Propos de Macron sur les discriminations: deux syndicats de police appellent à cesser les contrôles

Propos de Macron sur les discriminations: deux syndicats de police appellent à cesser les contrôles
Les deux principaux syndicats de police récusent les propos de Macron sur les contrôles d'identité et appellent à cesser les contrôles

, publié le samedi 05 décembre 2020 à 12h26

Les deux principaux syndicats de gardiens de la paix, Alliance et Unité SGP, ont appelé samedi à cesser les contrôles d'identité après les propos vendredi d'Emmanuel Macron dénonçant des contrôles au faciès et les discriminations.

"Non, la police n'est pas raciste et elle ne choisit pas sa délinquance", a lancé le syndicat Alliance dans un tract et une vidéo diffusés sur les réseaux sociaux.

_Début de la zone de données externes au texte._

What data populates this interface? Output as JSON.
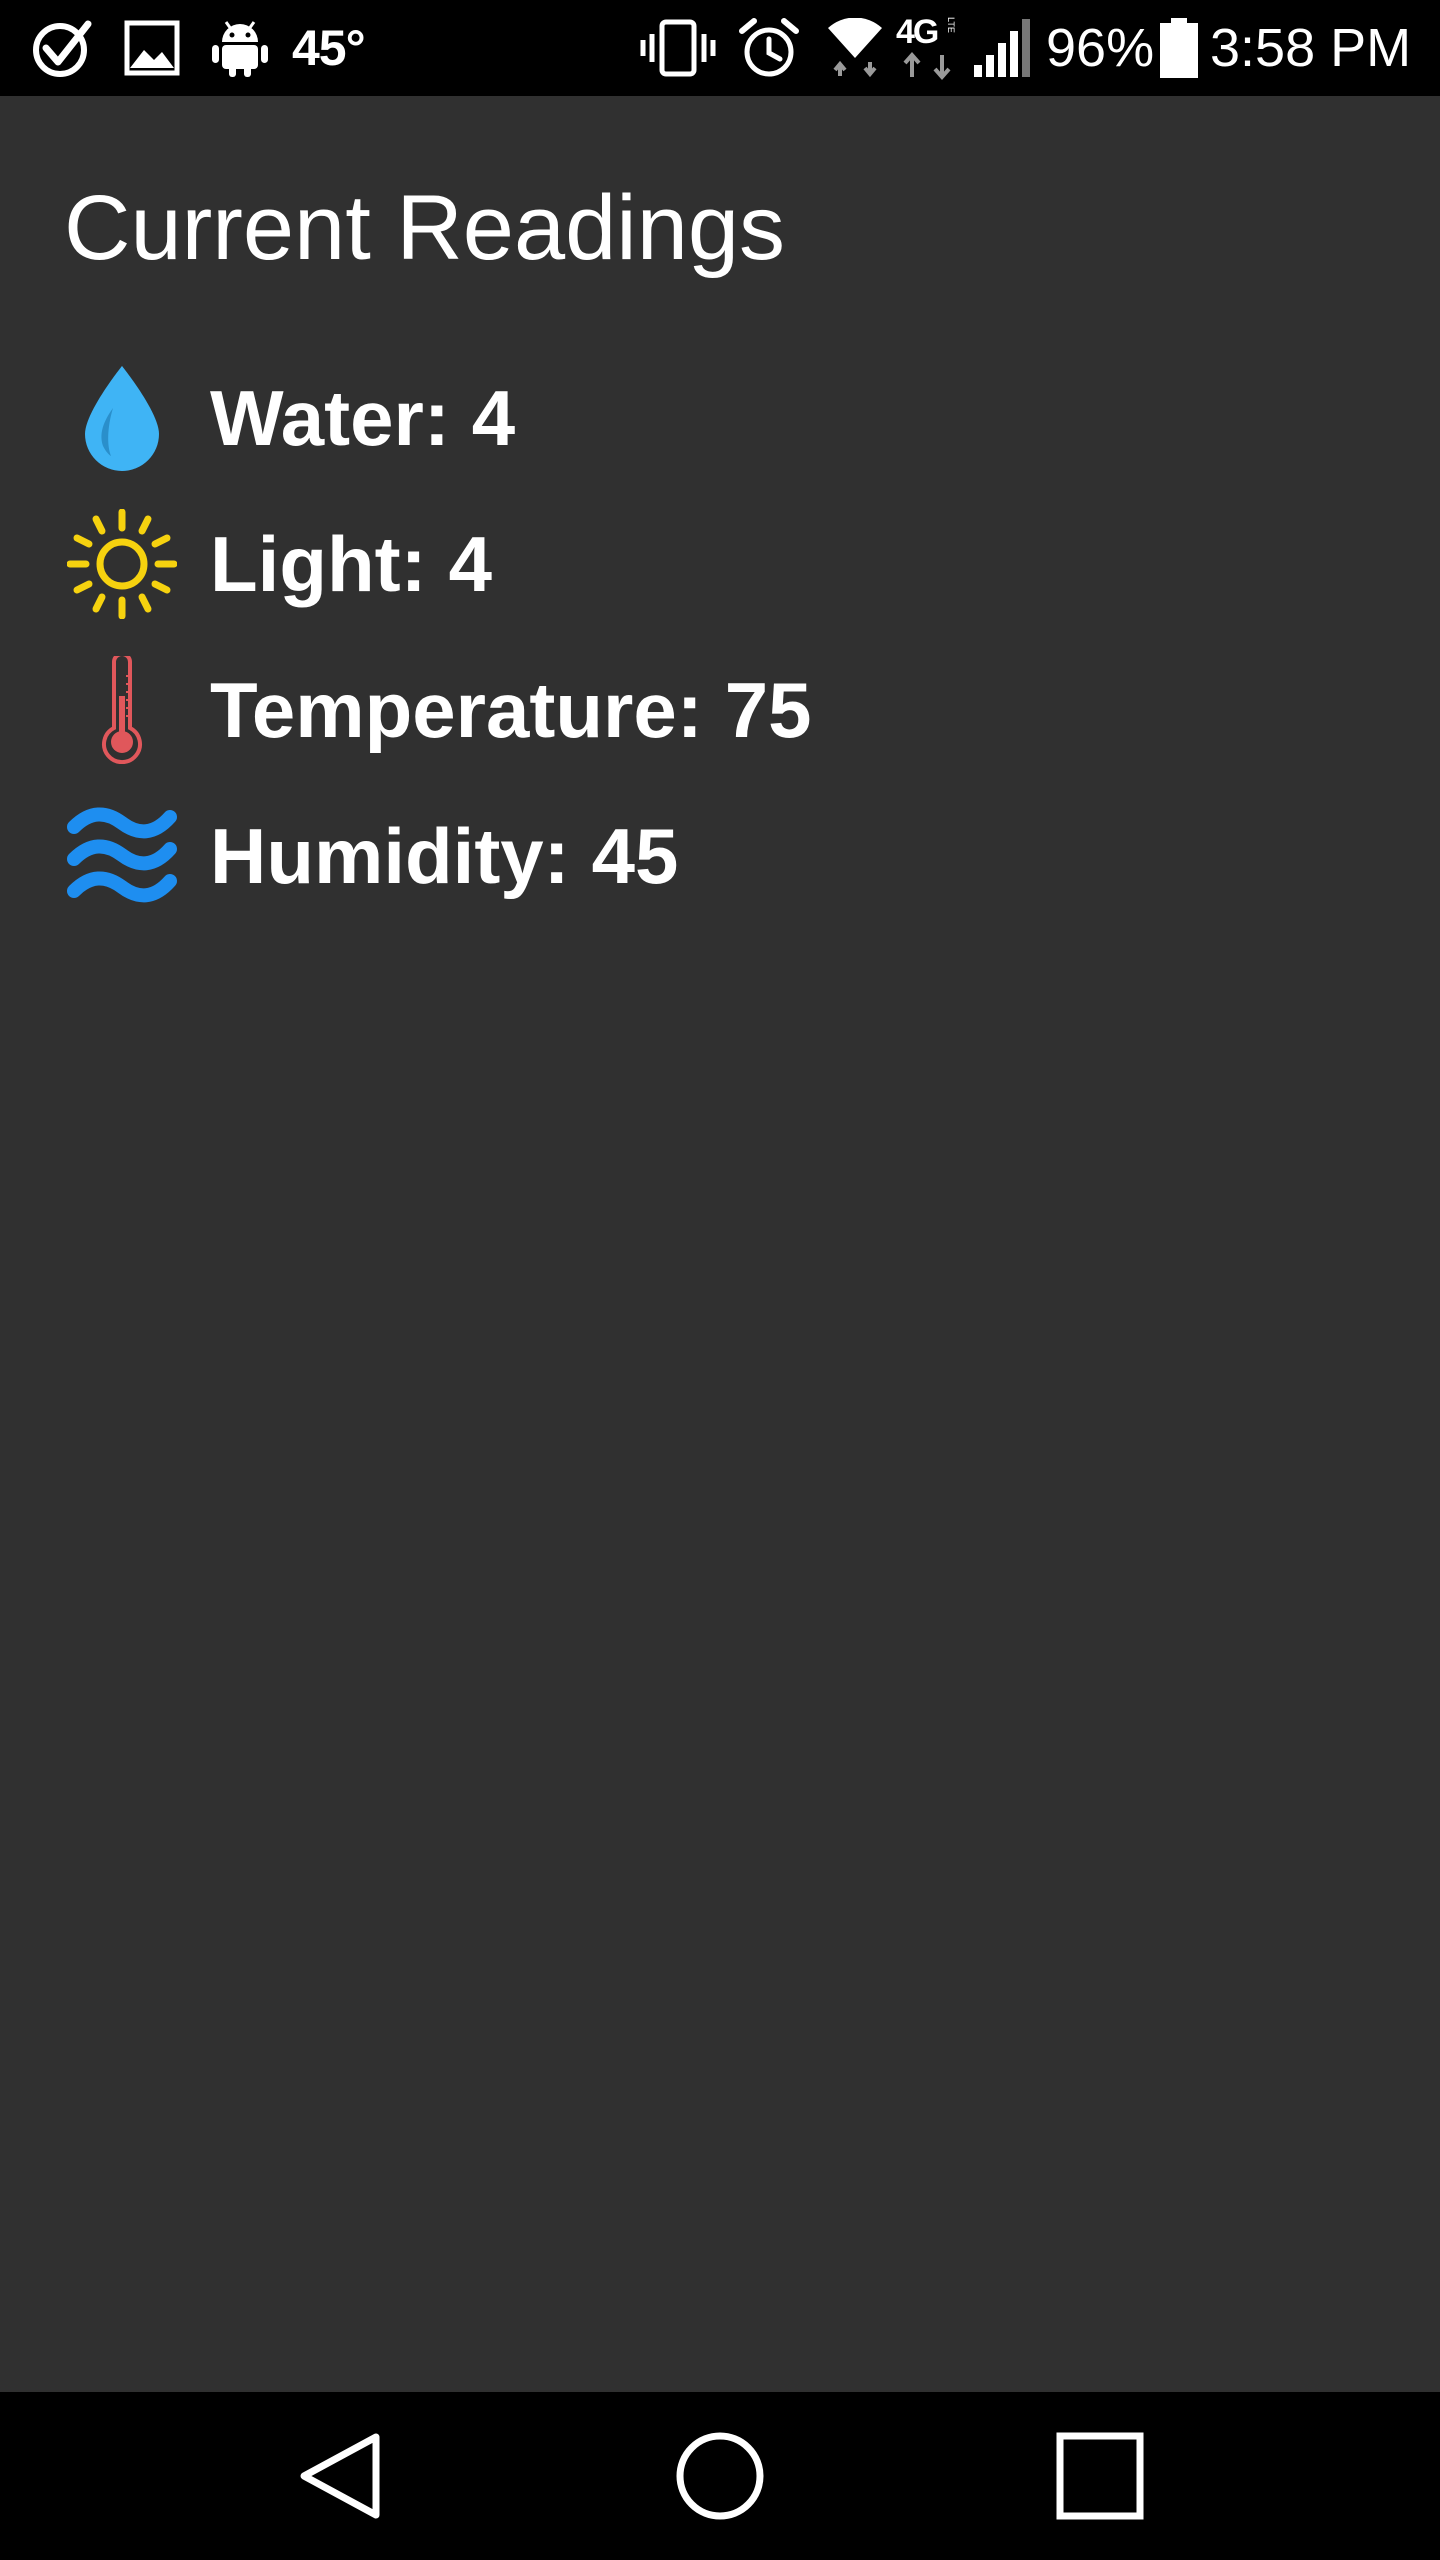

Il y dénonce "la défiance de l'Etat vis-à-vis des policiers", des "allusions douteuses sur les actions des policiers". "La présomption de culpabilité de racisme ou de contrôle au faciès n'aura pas lieu", assure-t-il, mettant en garde: "C'est honteux. Le président aura la police qu'il mérite".

Alliance appelle les policiers à "ne plus faire de contrôles d'identité".

"Nous sommes violents, n'interpellez plus! Nous sommes racistes, ne contrôlez plus! Blocage total!!!", a exhorté sur Twitter son syndicat concurrent Unité SGP Police-FO.

Le syndicat se demande dans un tract "sur quelle statistique ethnique, interdite et inexistante en France, est basée" l'affirmation du chef de l'Etat sur la question des contrôles au faciès.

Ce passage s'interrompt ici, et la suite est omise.